The change in governors necessitated with Leo a modification not of strategy but of tactics. If no new Council was necessary, the calling of one was not, from the Roman point of view, desirable. The memory of Flavian must be rehabilitated, but Pulcheria was quite ready to order the removal of the martyred bishop's bones. Dioscorus must be called to order and his victims reinstated, and the rule of faith must be laid down. But for these objects, again, a Council seemed superfluous, since according to Leo's view of papal authority, which the sufferers, especially Theodoret, were willing to acknowledge, he was competent to revise their cases on appeal, and as to the faith, Leo's Tome had been prepared with the express view of making a settlement.

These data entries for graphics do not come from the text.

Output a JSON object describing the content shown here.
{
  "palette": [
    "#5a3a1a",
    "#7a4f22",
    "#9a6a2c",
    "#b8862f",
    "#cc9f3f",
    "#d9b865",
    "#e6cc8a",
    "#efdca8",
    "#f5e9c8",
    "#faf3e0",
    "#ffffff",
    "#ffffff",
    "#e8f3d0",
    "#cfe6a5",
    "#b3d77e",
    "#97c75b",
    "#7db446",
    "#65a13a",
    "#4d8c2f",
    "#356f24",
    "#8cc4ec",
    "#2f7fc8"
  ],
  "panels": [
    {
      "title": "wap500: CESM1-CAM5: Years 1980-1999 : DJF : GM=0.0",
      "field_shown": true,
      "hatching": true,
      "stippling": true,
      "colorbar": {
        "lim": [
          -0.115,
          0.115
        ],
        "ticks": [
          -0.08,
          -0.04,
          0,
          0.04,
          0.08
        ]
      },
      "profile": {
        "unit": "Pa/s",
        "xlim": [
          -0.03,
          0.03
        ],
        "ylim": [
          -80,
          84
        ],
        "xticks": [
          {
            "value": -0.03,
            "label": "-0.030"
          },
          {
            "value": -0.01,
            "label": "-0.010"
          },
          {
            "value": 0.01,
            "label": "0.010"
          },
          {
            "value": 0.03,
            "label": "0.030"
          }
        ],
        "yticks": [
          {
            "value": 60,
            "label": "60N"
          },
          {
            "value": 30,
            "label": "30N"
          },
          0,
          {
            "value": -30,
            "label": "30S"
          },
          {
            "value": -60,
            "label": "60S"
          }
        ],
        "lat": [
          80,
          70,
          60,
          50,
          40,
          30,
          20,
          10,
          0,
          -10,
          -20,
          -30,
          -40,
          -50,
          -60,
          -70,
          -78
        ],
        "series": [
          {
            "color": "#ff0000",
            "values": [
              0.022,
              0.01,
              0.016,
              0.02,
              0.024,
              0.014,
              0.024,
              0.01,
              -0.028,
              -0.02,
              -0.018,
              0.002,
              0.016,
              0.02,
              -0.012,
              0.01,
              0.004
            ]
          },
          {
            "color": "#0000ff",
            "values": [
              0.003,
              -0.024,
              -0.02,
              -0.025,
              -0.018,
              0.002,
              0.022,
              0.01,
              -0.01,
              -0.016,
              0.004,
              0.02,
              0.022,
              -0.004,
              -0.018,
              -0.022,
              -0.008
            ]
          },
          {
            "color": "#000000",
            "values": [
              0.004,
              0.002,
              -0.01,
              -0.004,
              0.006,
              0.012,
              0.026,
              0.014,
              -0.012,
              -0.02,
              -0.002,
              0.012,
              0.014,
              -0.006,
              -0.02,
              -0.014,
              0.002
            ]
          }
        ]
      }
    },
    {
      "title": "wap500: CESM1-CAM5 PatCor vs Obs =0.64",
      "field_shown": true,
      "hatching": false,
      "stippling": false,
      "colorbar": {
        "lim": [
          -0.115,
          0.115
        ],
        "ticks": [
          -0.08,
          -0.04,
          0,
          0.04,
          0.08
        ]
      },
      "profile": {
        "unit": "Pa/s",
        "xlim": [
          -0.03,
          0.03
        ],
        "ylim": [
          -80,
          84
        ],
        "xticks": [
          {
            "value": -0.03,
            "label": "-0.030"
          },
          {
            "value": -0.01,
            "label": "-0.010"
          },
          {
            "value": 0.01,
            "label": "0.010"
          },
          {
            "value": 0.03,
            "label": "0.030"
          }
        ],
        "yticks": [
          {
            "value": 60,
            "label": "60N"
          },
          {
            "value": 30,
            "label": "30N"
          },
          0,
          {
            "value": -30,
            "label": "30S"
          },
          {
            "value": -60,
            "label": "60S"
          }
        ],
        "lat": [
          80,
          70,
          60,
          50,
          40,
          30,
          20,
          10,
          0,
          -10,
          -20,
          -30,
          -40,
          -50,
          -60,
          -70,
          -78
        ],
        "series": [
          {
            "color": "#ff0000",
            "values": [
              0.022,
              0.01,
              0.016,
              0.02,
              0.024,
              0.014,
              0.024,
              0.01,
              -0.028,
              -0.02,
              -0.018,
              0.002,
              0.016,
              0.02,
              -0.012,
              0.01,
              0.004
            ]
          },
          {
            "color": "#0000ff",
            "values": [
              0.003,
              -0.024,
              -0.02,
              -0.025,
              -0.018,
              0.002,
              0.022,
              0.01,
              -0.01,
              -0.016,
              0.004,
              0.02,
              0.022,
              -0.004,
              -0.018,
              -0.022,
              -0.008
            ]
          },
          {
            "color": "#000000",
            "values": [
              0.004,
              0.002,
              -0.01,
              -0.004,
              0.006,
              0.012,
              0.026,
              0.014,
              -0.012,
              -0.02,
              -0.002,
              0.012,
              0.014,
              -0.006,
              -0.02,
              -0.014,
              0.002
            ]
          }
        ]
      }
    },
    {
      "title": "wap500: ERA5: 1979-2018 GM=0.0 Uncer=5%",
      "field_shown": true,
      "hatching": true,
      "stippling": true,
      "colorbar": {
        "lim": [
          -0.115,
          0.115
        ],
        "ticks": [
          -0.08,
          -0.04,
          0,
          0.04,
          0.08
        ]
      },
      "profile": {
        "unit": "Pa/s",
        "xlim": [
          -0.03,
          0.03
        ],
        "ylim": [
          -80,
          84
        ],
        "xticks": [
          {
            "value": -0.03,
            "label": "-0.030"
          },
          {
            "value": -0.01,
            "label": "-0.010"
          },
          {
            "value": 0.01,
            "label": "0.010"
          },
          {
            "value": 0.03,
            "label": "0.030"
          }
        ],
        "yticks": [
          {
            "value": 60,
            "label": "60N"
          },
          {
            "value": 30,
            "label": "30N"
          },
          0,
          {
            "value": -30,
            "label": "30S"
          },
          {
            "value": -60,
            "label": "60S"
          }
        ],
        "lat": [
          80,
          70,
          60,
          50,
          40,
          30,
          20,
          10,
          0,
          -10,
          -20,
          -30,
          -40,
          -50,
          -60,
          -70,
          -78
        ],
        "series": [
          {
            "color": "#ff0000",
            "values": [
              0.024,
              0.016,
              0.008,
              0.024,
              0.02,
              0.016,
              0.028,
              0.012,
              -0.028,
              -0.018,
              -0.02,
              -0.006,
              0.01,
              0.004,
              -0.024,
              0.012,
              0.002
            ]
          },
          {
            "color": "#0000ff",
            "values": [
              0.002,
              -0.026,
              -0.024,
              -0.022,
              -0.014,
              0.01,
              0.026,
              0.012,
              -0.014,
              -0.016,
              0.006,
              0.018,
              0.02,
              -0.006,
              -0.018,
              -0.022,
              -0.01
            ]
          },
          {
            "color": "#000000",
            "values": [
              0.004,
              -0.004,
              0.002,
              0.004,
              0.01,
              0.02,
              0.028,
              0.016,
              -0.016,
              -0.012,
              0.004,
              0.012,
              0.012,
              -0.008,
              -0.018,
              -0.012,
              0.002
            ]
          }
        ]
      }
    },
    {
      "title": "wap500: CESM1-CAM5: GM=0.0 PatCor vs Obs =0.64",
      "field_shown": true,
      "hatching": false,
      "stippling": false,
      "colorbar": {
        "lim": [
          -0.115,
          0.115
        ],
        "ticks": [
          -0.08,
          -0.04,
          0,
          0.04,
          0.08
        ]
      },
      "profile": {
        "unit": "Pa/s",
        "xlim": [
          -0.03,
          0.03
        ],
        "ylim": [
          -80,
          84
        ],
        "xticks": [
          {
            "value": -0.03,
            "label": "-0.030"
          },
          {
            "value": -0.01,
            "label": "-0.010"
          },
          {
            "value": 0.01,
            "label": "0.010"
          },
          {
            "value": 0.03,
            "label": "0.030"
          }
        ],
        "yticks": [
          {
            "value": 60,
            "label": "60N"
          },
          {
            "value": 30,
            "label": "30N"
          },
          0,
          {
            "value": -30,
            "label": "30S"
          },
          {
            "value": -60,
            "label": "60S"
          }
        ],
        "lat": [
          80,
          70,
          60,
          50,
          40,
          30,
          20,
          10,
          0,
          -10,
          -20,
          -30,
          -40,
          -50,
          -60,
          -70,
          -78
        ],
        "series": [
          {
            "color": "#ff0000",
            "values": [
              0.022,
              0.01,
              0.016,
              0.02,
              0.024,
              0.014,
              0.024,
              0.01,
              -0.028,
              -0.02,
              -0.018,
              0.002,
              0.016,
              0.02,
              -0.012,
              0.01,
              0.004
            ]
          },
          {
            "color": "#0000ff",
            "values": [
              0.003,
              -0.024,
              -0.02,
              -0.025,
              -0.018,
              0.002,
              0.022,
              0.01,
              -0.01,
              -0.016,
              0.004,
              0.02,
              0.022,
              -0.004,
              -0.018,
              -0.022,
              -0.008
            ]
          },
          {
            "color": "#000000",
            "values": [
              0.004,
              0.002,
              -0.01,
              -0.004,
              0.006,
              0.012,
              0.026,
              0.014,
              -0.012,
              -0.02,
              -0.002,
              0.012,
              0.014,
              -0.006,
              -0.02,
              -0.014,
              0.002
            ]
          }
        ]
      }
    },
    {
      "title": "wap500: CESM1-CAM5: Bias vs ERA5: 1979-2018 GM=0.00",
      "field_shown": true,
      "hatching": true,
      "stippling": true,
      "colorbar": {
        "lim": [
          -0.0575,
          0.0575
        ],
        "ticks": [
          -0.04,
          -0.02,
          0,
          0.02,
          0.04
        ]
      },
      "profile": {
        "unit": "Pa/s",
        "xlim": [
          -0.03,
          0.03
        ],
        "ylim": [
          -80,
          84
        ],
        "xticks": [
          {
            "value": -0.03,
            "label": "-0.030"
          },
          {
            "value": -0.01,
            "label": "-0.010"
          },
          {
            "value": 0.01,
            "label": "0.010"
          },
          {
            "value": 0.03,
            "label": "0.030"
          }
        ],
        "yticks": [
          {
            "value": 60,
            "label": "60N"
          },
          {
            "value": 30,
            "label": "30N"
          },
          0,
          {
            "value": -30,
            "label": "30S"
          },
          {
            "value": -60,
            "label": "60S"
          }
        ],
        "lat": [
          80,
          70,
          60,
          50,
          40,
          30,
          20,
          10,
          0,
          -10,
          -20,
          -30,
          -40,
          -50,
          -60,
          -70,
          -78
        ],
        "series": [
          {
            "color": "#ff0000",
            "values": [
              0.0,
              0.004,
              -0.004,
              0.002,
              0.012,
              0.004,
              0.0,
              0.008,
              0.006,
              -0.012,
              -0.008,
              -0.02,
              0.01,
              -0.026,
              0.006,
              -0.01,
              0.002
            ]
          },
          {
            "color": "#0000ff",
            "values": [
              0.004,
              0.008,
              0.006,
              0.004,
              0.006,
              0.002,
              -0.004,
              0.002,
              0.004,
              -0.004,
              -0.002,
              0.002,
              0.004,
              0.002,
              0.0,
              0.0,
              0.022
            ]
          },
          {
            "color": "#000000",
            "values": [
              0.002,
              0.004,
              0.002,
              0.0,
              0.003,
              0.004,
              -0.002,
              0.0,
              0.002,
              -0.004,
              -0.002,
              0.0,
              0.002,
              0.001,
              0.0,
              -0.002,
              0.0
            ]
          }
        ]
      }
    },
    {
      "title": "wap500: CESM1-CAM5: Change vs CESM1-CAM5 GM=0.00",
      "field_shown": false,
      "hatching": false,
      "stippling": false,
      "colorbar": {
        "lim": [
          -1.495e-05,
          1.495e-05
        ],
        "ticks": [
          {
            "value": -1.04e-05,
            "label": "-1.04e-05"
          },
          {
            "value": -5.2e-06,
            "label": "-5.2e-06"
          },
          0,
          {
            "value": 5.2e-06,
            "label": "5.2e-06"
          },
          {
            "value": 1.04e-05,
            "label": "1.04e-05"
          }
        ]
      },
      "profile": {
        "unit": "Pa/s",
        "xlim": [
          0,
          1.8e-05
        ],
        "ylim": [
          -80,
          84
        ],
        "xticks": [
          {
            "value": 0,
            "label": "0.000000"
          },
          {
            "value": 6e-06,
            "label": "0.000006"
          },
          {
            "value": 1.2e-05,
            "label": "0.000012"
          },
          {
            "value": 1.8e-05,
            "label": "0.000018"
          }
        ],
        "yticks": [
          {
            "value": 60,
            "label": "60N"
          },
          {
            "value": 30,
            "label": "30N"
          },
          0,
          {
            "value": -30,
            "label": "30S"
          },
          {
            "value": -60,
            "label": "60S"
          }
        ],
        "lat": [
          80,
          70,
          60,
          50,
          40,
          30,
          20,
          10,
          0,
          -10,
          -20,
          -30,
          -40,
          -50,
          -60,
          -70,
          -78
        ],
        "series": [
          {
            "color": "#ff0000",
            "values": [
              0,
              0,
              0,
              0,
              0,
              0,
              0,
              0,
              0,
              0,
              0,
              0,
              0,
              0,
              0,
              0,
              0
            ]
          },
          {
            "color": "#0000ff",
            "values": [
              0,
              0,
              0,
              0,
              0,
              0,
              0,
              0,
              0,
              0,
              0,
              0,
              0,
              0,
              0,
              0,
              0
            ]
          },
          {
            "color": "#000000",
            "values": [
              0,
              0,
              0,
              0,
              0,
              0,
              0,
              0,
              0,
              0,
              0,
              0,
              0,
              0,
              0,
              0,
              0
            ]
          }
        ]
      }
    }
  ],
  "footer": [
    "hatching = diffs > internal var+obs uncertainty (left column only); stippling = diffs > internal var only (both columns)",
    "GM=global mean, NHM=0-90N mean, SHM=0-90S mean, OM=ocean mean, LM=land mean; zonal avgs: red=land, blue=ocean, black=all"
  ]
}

Accordingly he wrote to Marcian against the project of a Council. As was natural, Marcian and Pulcheria took a somewhat different view.
Some circumstances, it is true, would make them, ready to receive Leo's suggestions. Piety apart, they would naturally desire peace and unity, and also freedom from Alexandrian interference. Rumour said that Dioscorus was plotting against them. This may be false, though the friendly relations between the Monophysites and the exiled widow Empress Eudocia might render such a suggestion not improbable. But on the other hand the Emperor and Empress were not likely to avoid Scylla in order to fall into Charybdis — to liberate their ecclesiastical policy from Alexandrian dictation merely to bow beneath the yoke of Rome. With regard to the appointment of Anatolius, Leo had, by the appointment of a patriarch of Constantinople, attacked the independence of the Emperor as well as the dignity of the patriarch himself A Council must be called, Leo or his legate might preside, and his Tome might serve as basis for a confession of faith. But the Council must be held in the East, not, as Leo now vainly requested, in the West, and measures must be taken in it to secure the prestige of the Byzantine see against that of either St Mark or St Peter. This policy however was not all to be declared at once.
The Council was summoned to assemble at Nicaea, the orthodox associations of that place being of good omen. It was to be larger and more representative than any hitherto held, comprising as many as six hundred and thirty-six bishops (twice as many as those at Nicaea), though the Emperor and Empress took strong measures to exclude a concourse of unauthorised persons, who might come to make a disturbance. Seeing, however, that military and civil exigencies prevented Marcian from attending meetings at a distance from his capital, he adjourned the Council to Chalcedon. The wisdom of this step soon became evident. Chalcedon was sufficiently near to Constantinople to allow a committee of imperial Ministers, with some distinguished members of the Byzantine Senate, to undertake the general control of affairs, and the Emperor and Empress were able, at least once, to attend in state, as well as to watch proceedings throughout.